Welcome to Miami! And if you think that glamorous and crowded Miami Beach is the only way to enjoy the tropical seaside, you are wrong. Key Biscayne island lies south-east of Miami Downtown, close enough to see its skyline,
but wild and remote enough to enjoy a small secluded beach with barely anyone else in sight, and totally naked if you will. (By the way, the first photo and the one below were taken at the same spot, just at different times of the day, so you can see how tides change.)

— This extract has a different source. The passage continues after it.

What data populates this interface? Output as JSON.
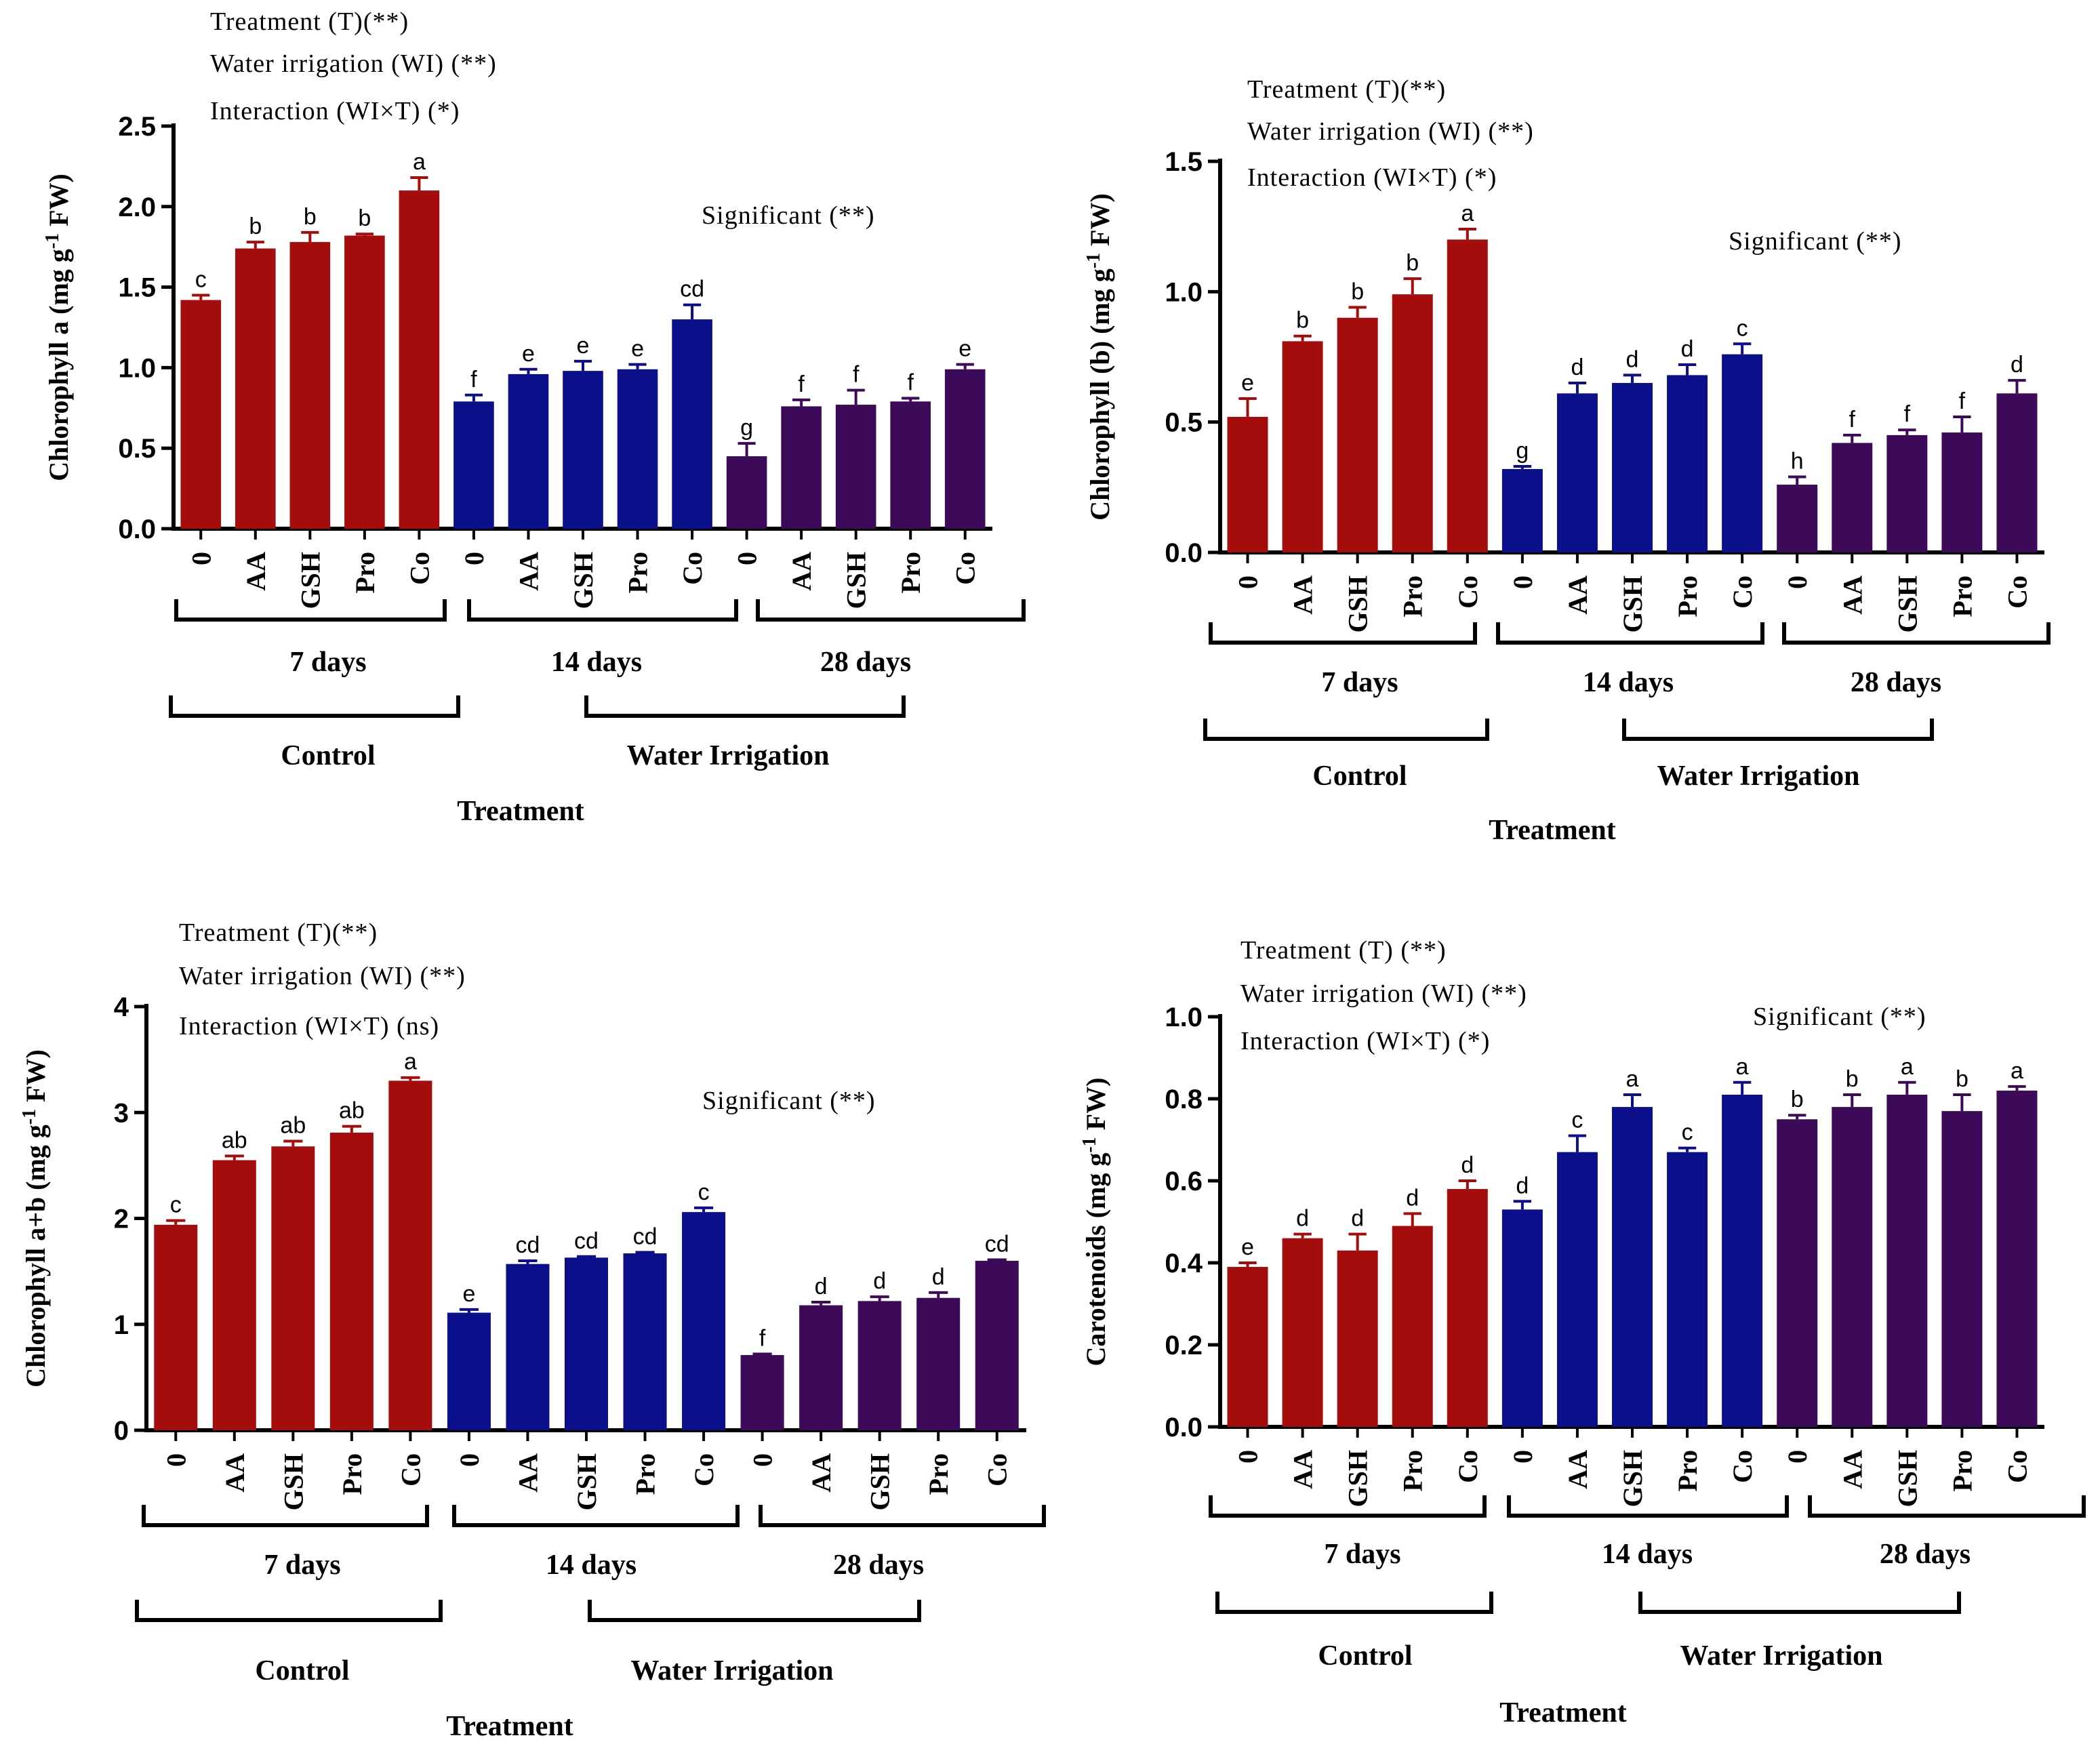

The northeast point of Key Biscayne, right by the fossilized reef, has a history of nude recreation, but it’s not an official nudist beach, while Virginia Key just north of it did have an official nudist beach until 1980’s. The place is known as Bear Cut beach. Maybe “bare” would be more appropriate than “bear” here, though far not all visitors bare it all, and some – actually nothing at all: a couple of fishermen were covered entirely, face included.
Besides humans, we also saw quite a few animals of the rare kind that actually wear something:
hermit crabs were all over the place there, from the size of a nail to the size of a palm. And luckily for them, there seemed to be no shortage of shells of various sizes.
It was nice to wander through the mangroves and observe nature.
Besides numerous crabs, we saw quite a few crab spiders (aka spinybacked orb-weavers).
Some of them built their webs quite high up,
with an impressive span between the trees.
I found these spiders pretty too, and hopefully there aren’t readers of this blog with arachnophobia :O (Does anyone know its scientific name btw? And if you like spiders, check this post out!)
Well, the sight of ibises would probably be more commonly appreciated 🙂
As we walked at the fossilized reef,
we also saw a heron. It didn’t seem to be bothered by our presence. I got pretty good shots of it resting,
We also saw flocks of pelicans pass by,
but only a couple of them rested nearby.
Our neighbor at the cove where we stayed was an iguana.
It was climbing trees,
and Lee Roy followed its example.
Although majority of trees there are represented by various mangrove species, we also saw papayas
and coconut palms.
Too bad none of them had ripe fruit. These ants though seemed to be excited about something at the tip of the mangrove root, but I couldn’t figure out what it was. (BTW I later discovered that honey from mangrove blossom has a very particular fruity flavor, make sure to try it when you get a chance!)
Plants and animals weren’t the only thing that drew our attention though:
unfortunately, there was quite a lot of trash too. Most of it was probably washed off from the sea. On the way out, we collected plastic bags and bottles from the cove where we stayed.
Some of the bigger bits of trash though found their new life as sitting surfaces among mangroves. That’s a good way of recycling too!
It also turned out to be a great place for snorkeling. I hoped to see manatees,
but I had to be satisfied with their potential feeding ground only, as some parts of the seafloor were covered with seaweed.
I was also happy to see that despite this place is known for its fossilized reef from several thousands years ago, there is some new coral growth – hopefully there will be a new live coral reef sometime soon!
I saw quite a lot of fish, e.g. young barracudas (?)
and a stingray.
There was a lot of small fish by the mangrove roots, confirming mangroves’ role as fish nurseries. Among the bigger fish, puffers were probably most common.
As you can see, the water is very clear there, and the seafloor is clean, but I did see some glass, so be careful when you wade.
Overall, it was amazing to see this pocket of wildlife right off Miami downtown, great for naturists and naturalists alike!
As we were about to leave, this crab wanted to give us a good-bye hug… We weren’t quite sure.
We also had a small video shot for something very special – stay tuned for updates!
For now, just enjoy this view of Eddy’s jump split trying to bridge Miami downtown (on the left) with Miami Beach (on the right).